The Trade Mark Headstart Procedure.


IP Australia offers two (2) options for filing a trade mark application in Australia: (i) a standard trade mark application; and (ii) a trade mark Headstart application. This article will outline the procedure and benefits of the trade mark Headstart service.

One of the major advantages of the trade mark Headstart service is that IP Australia undertakes a pre-assessment of the registrability of your trade mark before filling a trade mark application. This allows an Applicant to obtain an initial opinion from the Trade Marks Office as to whether or not the trade mark is registrable.

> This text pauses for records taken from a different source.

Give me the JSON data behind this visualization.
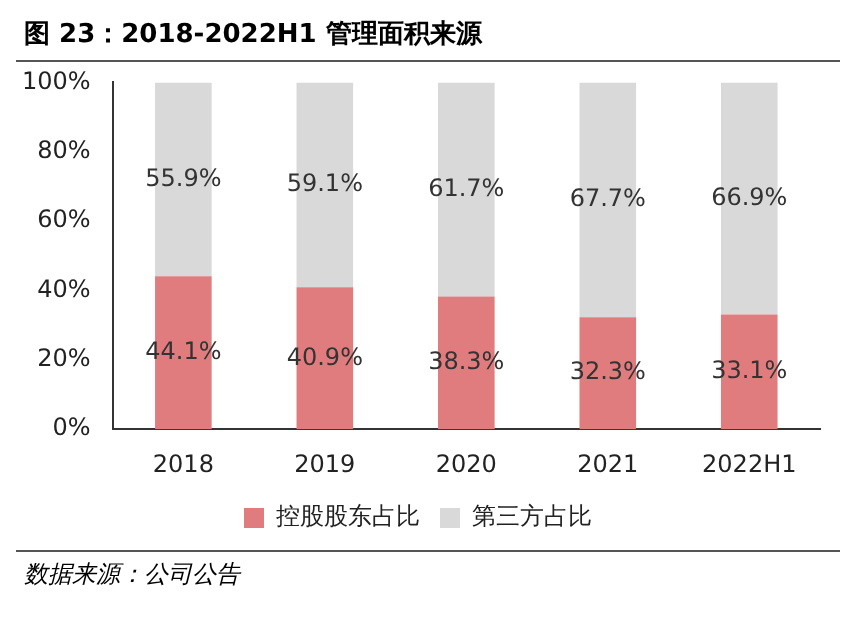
{
  "chart_data": {
    "type": "bar",
    "title": "图 23：2018-2022H1 管理面积来源",
    "categories": [
      "2018",
      "2019",
      "2020",
      "2021",
      "2022H1"
    ],
    "stacked": true,
    "series": [
      {
        "name": "控股股东占比",
        "color": "#e07c7d",
        "values": [
          44.1,
          40.9,
          38.3,
          32.3,
          33.1
        ],
        "value_labels": [
          "44.1%",
          "40.9%",
          "38.3%",
          "32.3%",
          "33.1%"
        ]
      },
      {
        "name": "第三方占比",
        "color": "#d9d9d9",
        "values": [
          55.9,
          59.1,
          61.7,
          67.7,
          66.9
        ],
        "value_labels": [
          "55.9%",
          "59.1%",
          "61.7%",
          "67.7%",
          "66.9%"
        ]
      }
    ],
    "ylim": [
      0,
      100
    ],
    "yticks": [
      {
        "value": 0,
        "label": "0%"
      },
      {
        "value": 20,
        "label": "20%"
      },
      {
        "value": 40,
        "label": "40%"
      },
      {
        "value": 60,
        "label": "60%"
      },
      {
        "value": 80,
        "label": "80%"
      },
      {
        "value": 100,
        "label": "100%"
      }
    ],
    "grid": false,
    "legend": "bottom",
    "annotations": [
      "数据来源：公司公告"
    ]
  }
}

It is important to note that the following types of trade marks are excluded from the trade mark Headstart service:

  • special kinds of signs
  • series trade marks
  • certification trade marks
  • collective trade marks
  • defensive trade marks
  • divisional applications.

The Headstart procedure involves two parts. In Part 1, a draft application is filed. Within 5 business days, an examiner will provide an initial opinion as to the registrability of the trade mark.
A feature of the Headstart procedure is that Part 1 uses a drop-down list when choosing the description of goods and/or services that will accompany the application. Therefore, it is not possible to be specific in connection with the goods and/or services to which the mark is to be applied. However, once a positive response is received from the examiner, it is possible to request an amendment to specify the goods/services. Provided that the amended goods and/or services fall within the general description of the goods/services selected from the drop-down list, the amendment should be allowed.

The application can be abandoned if a negative response from the examiner is received, noting that the application is not published during Part 1. Alternatively, you can decide to argue the matter when the formal examination report issues.

Note that the examiner does reserve the right to issue an adverse examination report even if the initial opinion from Part 1 indicates that the trade mark can be registered.

There is a non-extendable period of 5 days from the issuance of the initial opinion to make any amendments, and pay the Part 2 fee.

Rights in a registered trade mark commence from the filing date of the trade mark. The trade mark application is considered filed as soon as the Part 2 fee is paid. Therefore, the filing date of the trade mark application is the date that the Part 2 fee is paid. Once the Part 2 fee is paid, the application reverts to a standard trade mark application, and is examined accordingly. The examiner will also conduct a supplemental search for any potential conflicting mark/s filed from the period between the initial opinion and payment of the Part 2 fee.

Once the Part 2 fee is paid, the details of the application will be published, and any amendment to the application cannot substantially affect the identity of the trade mark, or broaden the scope of goods and/or services. Therefore, any amendment to the application to address obstacles to registration of the trade mark should be made prior to payment of the Part 2 fee.

Although IP Australia explicitly states that the Headstart procedure “does not provide a faster or cheaper path to trade mark registration”, the procedure may be advantageous for use in particular situations. For example, if there is any form of uncertainty regarding registrability of the proposed trade mark, the Headstart procedure provides a rapid, initial assessment of the registrability of the trade mark, and allows the Applicant to implement changes to the trade mark and/or the associated goods or services in order to overcome any potential barriers to registration.